Just to try it out, I uploaded the paper to DeepSeek-R1 and wrote a paragraph on the desired algorithm, that it should code it in Python and that the code should be as simple as possible while still working in exactly the way as described in the paper. About ten minutes later (quite a long reasoning time, but inspecting the chain of thought, it did almost no overthinking, but only reasoned about ideas I had or should have considered) it generated a perfect implementation that worked for every single test case. I uploaded my own attempt, and it correctly found two errors in my code that were actually attributable to naming inconsistencies in the original paper that the model was able to spot and fix on the fly. (The model did not output this, this I had to figure out myself.) I would have never expected AI to do that in my lifetime just two years ago.

I don't know whether that counts as "novel" to you, but before DeepSeek, I also thought that Copilot-like AI would not be able to really disrupt programming. But this one experience completely changed my view. It might be the case the model was trained on similar examples, but I find it unlikely just because the concrete algorithm cannot be found online except for the paper.


This fits my experience. When the information is encoded somehow already, LLM’s excel at translating to another medium.

Combined with the old “nothing new under the Sun” maxim, in that most ideas are re-hashes or new combinations of existing ideas, and you’ve got a changed landscape.


clearly NOT novel as you so clearly explained, "an algorithmical problem that was already solved in an ancient paper"


Well, of course. Realistically, I would not expect AI systems like this to be very useful for novel cutting-edge scientific results, proving mathematical theorems etc. in the next few years.

But this is not the majority of what software developers are doing and working on today. Most have a set of features or goals to implement using code satisfying certain constraints, which is what current reasoning AI models seem to be able to do very well. Of course, this test was not rigorous in any meaningful way, but it really changed my mind on the pace of this technology.


I think the trap people fall in is that LLMs don't need to be novel or reason as well as a human to revolutionize society.

Plenty of value is already added just by converting unstructured data to structured data. If that is all LLMs did they would be still be a revolution in programming and human development. So much manual entry and development work has essentially evaporated overnight.

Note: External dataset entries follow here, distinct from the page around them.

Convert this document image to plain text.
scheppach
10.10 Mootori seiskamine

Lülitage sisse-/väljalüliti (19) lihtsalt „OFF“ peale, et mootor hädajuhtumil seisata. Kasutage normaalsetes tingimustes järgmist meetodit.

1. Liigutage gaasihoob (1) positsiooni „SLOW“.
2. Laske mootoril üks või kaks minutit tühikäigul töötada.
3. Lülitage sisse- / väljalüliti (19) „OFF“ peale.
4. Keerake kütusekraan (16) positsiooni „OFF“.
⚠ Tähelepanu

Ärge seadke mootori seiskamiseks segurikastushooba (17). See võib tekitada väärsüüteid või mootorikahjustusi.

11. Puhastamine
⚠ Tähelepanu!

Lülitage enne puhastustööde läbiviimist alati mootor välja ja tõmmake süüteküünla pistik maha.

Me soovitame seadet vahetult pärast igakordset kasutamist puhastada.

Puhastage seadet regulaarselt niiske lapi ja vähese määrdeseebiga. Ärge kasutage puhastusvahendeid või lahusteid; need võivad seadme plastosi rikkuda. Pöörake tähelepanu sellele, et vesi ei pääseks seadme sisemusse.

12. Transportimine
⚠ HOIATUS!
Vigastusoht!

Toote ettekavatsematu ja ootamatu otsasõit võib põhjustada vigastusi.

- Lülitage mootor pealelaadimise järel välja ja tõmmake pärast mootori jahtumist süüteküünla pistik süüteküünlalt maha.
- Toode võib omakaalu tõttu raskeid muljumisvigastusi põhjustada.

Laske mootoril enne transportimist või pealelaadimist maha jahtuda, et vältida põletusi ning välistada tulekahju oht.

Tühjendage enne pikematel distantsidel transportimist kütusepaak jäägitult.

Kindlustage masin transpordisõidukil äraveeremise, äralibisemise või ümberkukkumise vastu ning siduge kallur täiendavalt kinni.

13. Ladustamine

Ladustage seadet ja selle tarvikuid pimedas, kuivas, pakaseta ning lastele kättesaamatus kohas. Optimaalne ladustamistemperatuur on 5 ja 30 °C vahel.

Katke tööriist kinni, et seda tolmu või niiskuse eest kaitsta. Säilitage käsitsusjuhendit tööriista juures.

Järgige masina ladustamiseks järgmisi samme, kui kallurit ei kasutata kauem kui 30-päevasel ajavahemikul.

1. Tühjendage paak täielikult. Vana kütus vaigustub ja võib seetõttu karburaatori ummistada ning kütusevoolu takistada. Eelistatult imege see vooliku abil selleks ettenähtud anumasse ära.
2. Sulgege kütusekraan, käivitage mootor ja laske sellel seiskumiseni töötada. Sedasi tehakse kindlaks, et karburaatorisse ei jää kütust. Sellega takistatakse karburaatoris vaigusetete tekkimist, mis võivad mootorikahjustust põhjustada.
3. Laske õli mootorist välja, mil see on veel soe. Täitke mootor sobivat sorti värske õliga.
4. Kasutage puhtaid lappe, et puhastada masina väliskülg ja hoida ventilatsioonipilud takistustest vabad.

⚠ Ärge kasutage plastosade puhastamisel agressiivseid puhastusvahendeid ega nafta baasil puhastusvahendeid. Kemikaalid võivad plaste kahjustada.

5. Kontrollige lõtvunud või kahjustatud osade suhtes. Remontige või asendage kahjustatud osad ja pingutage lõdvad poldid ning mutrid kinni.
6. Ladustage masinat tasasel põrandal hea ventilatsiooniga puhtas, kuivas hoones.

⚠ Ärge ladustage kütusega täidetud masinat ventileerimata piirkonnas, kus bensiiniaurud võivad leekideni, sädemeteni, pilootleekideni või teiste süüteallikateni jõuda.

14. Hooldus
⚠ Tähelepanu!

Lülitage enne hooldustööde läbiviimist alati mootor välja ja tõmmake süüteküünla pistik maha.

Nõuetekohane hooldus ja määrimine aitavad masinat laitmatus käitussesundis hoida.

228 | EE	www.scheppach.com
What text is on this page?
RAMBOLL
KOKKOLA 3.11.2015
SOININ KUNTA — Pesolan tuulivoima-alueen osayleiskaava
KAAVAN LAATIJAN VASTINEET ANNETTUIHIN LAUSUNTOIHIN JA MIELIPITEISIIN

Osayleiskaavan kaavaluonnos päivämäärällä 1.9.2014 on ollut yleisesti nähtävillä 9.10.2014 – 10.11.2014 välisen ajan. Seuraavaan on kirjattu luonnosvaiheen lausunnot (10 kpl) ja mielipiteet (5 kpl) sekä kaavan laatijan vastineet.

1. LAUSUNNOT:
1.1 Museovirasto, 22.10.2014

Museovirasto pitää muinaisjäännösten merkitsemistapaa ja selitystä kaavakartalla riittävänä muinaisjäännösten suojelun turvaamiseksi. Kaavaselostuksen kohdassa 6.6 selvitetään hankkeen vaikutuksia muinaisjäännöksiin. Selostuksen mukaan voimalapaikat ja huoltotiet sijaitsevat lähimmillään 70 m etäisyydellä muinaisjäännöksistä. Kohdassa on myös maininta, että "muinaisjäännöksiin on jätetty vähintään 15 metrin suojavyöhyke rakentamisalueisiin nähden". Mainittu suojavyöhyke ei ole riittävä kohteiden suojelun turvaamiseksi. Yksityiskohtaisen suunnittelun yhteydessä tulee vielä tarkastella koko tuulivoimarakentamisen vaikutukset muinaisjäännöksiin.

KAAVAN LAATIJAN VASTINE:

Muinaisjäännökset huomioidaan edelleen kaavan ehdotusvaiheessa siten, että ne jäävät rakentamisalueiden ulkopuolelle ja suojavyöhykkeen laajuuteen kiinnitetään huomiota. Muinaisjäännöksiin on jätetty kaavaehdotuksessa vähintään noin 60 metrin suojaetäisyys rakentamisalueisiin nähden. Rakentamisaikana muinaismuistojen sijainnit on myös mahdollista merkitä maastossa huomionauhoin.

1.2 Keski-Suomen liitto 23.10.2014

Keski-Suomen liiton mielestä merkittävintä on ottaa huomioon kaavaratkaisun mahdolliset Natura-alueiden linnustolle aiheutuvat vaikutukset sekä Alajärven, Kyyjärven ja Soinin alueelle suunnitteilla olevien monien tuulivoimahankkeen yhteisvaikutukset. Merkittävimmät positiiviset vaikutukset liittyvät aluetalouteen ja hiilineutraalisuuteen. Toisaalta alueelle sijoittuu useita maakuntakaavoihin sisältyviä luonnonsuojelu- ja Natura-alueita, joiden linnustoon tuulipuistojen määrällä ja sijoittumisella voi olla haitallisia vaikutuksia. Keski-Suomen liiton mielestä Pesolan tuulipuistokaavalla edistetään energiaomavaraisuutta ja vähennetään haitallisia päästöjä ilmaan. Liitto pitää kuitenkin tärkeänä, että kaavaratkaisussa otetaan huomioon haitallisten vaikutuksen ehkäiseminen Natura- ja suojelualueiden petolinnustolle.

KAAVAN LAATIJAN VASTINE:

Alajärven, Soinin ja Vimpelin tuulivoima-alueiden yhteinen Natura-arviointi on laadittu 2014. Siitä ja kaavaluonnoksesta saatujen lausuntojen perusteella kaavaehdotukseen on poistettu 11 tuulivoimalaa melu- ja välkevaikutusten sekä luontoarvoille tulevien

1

If there was never a chat based LLM "agent" LLMs just converting arbitrary text to structured JSON schema would be the biggest advancement in comp sci since the internet. There is nothing equivalent that existed before except for manual extraction or rule based hard coding.

Judging LLMs based on some criteria of creativity or intuition from a chat is missing the forest for the trees.


> find them useful but they are less so when you try to do something novel.

Well over 90% of work out there is not novel. It just needs someone to do it.